North Korea’s leader travelled through China this week to observe the very economic reforms that he has resisted for decades.
Chauffeured in an armoured train and convoy of black Audi sedans, Kim Jong Il toured an automobile factory, a solar panel plant and a discount store, where he reportedly inquired about cooking oil but didn’t buy anything.
Kim’s fling with Chinese commercialism — capped by a sit-down on Wednesday in Beijing with Chinese President Hu Jintao — fostered the latest hopeful talk that North Korea will open the world’s most controlled economy. For outside analysts, though, the trip revealed the odd stagecraft North Korea must perform as it bluffs interest in reform and then converts China’s approval into the aid and diplomatic support Kim needs to keep his country intact.

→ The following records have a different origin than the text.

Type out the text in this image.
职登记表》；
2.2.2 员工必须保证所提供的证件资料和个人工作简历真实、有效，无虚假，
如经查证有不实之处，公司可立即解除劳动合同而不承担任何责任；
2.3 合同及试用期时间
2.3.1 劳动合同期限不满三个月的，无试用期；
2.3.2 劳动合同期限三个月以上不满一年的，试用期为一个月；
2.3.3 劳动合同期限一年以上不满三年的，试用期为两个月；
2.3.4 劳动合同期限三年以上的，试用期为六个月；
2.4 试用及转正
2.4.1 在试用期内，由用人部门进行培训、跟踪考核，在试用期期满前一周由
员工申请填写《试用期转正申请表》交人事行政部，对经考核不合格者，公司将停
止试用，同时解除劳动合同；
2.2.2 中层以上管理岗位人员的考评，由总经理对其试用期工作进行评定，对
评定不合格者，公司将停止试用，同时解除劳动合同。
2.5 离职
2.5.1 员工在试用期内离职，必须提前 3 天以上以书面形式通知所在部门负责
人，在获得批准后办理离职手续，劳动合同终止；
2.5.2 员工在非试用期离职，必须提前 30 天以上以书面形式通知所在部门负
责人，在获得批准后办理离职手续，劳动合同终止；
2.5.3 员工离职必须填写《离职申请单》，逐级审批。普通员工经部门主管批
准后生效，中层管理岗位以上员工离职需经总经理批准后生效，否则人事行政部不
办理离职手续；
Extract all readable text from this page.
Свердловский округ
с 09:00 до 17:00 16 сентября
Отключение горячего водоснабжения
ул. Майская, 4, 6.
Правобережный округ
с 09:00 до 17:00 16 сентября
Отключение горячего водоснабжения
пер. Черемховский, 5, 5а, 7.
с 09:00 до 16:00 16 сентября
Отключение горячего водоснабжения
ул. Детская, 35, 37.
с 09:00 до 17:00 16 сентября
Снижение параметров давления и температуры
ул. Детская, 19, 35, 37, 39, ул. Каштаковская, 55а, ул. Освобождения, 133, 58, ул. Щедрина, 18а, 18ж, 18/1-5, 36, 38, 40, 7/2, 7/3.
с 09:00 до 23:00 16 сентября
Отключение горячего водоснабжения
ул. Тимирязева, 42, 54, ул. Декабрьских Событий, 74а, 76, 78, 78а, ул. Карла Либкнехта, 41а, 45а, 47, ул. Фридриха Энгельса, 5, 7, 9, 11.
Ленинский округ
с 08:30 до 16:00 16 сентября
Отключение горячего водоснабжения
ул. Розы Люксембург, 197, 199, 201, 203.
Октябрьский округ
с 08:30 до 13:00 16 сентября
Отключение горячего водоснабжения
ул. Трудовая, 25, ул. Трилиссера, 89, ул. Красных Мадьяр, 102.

Kim, 69, wants to gain Beijing’s backing for plans to pass power to his youngest son, Kim Jong Eun.
North Korea experts in Seoul and Washington point out that Kim, for decades, has both marvelled at China’s development and rejected its policies.
The Chosun Ilbo, a major Seoul daily, reported that the countries will join in two more projects this month. Isolated from much of the international community, and increasingly ignored by South Korea, Pyongyang is “apparently trying to show that effects of economic sanctions by the South can be balanced out by economic cooperation with China,” the paper wrote.